Le nom du restaurant est inspiré du nom d’un héros de la littérature japonaise, Benkei, connu pour sa force et sa loyauté. Trois chefs officient dans ce lieu : le chef Ando pour le washoku (plats traditionnels japonais), le chef Karasuyama pour les sushis et sashimis (spécialités de poisson cru), et le chef Kimura, maître du teppanyaki (cuisine sur plaque chauffante).

Comme j’y suis allée pour le boulot, je n’ai pas pu prendre de photos, c’est pourquoi les photos que je vais intégrer à mon article ne sont pas de moi ! Cependant, je mets un point d’honneur à mettre uniquement celles qui reflètent vraiment la réalité.

Le Benkay est situé dans l’hôtel Novotel Paris Tour Eiffel, sur les quais, en face de la Maison de la Radio. L’accès est assez facile et la situation peut donner lieu à une jolie balade vers la Tour Eiffel ou une visite du Musée du Quai Branly.

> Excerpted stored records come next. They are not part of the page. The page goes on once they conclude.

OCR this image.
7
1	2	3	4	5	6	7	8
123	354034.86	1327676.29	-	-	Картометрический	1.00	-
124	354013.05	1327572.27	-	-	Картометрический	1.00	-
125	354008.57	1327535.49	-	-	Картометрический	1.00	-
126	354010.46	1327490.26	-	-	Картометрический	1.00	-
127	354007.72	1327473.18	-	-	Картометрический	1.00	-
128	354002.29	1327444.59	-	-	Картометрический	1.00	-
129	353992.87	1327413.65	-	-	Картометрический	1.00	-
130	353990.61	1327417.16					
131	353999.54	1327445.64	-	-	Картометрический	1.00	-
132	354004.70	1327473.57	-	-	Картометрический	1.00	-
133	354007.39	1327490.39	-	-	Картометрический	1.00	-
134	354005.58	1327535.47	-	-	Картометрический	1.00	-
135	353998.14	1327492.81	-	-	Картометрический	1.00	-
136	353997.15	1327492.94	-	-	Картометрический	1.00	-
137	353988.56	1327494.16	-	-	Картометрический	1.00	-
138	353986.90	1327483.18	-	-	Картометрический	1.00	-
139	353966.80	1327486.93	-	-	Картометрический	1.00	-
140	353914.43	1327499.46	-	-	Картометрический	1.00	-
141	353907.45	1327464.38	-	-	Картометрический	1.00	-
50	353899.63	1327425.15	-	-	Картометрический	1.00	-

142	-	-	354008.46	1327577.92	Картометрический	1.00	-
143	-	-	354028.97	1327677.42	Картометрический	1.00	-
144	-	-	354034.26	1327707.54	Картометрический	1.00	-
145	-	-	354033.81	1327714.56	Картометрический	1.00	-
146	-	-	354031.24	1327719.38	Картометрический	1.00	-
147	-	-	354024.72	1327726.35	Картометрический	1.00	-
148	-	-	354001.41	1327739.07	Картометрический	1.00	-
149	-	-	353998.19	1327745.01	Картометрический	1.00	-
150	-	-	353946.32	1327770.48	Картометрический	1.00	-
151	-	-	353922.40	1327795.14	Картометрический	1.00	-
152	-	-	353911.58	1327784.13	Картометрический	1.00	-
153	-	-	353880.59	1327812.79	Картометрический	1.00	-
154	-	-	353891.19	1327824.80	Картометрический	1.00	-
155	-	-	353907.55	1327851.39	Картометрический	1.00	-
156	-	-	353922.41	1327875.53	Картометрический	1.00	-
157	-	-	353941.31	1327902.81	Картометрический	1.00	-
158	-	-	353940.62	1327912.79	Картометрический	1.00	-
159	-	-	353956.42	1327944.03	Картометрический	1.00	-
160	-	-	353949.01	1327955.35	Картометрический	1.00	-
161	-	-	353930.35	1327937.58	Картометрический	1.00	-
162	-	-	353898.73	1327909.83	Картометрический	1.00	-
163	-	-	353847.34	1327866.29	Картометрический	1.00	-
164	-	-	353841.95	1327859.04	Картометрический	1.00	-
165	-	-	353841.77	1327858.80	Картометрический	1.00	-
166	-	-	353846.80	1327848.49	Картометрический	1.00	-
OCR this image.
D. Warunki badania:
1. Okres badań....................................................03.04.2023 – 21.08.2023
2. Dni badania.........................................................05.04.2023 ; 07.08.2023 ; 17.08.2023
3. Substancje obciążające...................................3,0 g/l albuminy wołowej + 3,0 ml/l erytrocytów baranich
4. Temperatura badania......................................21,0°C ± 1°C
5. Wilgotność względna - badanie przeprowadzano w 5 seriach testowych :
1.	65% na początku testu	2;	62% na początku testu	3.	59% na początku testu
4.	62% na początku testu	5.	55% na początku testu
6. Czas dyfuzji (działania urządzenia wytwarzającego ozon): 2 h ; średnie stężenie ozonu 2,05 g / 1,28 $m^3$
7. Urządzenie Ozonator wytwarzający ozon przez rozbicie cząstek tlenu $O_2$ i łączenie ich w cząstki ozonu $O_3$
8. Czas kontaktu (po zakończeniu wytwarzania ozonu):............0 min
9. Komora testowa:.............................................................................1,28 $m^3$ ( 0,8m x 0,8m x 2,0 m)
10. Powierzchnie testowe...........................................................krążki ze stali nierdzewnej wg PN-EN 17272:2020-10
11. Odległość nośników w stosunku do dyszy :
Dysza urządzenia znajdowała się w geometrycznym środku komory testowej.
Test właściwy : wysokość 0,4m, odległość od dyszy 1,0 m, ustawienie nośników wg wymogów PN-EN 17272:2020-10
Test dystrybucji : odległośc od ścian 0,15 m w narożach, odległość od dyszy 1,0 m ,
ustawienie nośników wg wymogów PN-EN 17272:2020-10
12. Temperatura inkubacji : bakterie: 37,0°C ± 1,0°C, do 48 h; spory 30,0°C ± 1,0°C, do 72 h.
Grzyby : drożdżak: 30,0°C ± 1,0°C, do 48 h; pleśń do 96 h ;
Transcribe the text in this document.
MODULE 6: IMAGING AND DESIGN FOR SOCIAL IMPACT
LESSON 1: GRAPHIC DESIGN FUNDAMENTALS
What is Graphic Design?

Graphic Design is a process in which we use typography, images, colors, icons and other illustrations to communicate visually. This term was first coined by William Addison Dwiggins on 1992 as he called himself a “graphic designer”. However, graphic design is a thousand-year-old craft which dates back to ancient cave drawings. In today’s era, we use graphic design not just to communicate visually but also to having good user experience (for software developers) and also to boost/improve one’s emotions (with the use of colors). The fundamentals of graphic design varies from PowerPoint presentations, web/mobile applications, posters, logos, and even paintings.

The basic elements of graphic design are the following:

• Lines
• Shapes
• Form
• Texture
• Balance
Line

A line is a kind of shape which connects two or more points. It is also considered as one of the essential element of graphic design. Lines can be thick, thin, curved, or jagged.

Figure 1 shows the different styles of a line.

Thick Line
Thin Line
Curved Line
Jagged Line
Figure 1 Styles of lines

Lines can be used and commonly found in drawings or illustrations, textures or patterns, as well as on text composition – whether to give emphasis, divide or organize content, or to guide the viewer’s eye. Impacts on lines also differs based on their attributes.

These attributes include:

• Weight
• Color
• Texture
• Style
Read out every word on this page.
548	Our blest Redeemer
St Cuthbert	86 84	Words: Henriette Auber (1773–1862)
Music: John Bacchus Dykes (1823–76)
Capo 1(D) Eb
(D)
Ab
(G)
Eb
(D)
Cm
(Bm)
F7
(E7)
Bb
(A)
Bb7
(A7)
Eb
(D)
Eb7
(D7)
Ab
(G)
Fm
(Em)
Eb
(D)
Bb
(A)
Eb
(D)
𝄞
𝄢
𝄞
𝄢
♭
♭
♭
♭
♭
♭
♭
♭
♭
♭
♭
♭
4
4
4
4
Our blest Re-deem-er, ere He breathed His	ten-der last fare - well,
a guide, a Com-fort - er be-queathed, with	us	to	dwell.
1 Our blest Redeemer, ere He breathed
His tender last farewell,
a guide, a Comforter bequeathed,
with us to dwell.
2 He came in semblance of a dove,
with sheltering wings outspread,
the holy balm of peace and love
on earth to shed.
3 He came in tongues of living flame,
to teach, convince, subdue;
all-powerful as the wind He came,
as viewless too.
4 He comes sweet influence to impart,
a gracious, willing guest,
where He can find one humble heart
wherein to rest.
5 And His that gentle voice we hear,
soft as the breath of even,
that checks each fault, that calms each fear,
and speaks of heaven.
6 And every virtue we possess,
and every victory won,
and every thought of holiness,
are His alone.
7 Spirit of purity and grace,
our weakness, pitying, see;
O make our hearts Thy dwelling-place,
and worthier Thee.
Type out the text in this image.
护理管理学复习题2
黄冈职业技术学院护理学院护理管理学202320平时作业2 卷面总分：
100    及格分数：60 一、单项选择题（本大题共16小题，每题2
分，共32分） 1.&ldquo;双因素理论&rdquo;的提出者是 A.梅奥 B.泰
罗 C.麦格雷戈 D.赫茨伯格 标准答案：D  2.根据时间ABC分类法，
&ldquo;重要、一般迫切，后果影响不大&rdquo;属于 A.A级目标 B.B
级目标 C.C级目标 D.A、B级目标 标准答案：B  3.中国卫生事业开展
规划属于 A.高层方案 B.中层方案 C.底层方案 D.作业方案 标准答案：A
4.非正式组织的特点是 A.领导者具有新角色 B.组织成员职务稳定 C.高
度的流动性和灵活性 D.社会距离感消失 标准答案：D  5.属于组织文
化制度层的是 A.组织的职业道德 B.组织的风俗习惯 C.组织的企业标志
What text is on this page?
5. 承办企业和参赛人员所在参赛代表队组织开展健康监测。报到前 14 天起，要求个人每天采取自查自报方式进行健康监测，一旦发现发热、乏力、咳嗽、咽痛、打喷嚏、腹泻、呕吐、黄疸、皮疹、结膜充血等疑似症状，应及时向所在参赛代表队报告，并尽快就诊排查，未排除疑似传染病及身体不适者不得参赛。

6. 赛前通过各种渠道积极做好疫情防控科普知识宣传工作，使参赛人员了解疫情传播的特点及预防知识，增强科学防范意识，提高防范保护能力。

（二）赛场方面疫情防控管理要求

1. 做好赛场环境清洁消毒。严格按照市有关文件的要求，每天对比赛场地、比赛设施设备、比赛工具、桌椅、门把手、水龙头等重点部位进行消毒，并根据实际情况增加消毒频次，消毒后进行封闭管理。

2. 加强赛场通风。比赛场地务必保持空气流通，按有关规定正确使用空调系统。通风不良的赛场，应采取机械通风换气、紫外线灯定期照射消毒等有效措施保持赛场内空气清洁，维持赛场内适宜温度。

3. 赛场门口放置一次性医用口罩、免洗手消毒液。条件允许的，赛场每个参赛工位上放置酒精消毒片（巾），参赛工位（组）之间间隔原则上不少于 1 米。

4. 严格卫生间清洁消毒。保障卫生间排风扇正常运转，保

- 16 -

Après être rentré dans le lobby de l’hôtel, vous prendrez l’ascenseur jusqu’au 4ème étage. A la sortie de l’ascenseur, le dépaysement commence ! La décoration est traditionnelle, sobre et élégante, l’ambiance détendue et calme. Dans l’entrée, des vitrines remplies de vaisselle et d’objets d’art japonais vous accueillent.


Le restaurant est composé de deux espaces : l’espace « washoku », un espace de restaurant traditionnel où l’on vous apporte vos plats à table, et l’espace « plaques chauffantes » (teppanyaki pour les initiés), où vous vous installez devant les plaques, en face des cuisiniers qui préparent vos plats devant vous.

Le bar à sushis dans l'entrée

L'espace "Washoku"

J’ai déjeuné dans le second espace, un peu plus festif et typique.

L'espace "Teppan"

Mon conseil : demandez la place de Jacques Chirac (un habitué du Benkay) ! Située dans le fond de la salle, elle est un peu à l’écart, permet d’observer l’ensemble du restaurant, et offre une belle vue sur la Maison de la Radio. Sinon, demandez au moins une table près de la baie vitrée.

Vous aurez sûrement l’occasion d’y croiser des « célébrités », en tous cas des gens de la télé, puisque de nombreux animateurs travaillant à la Maison de la Radio en ont fait leur cantine.
Quand vous vous installerez, ne soyez pas surpris d’être revêtu d’un « bavoir » en coton blanc par le serveur ! Cela peut être bien utile par la suite lorsque le chef fait sauter les aliments sur les plaques ! En revanche, je vous conseille d’aller aux toilettes avant pour éviter de devoir traverser tout le restaurant avec votre bavoir… 😀

J’ai été un peu déçue par les baguettes jetables… dans un restaurant de renom tel que celui-là, je m’attendais au moins à avoir de véritables baguettes. Pour info, le restaurant propose également des baguettes de débutants, deux baguettes reliées par un élastique .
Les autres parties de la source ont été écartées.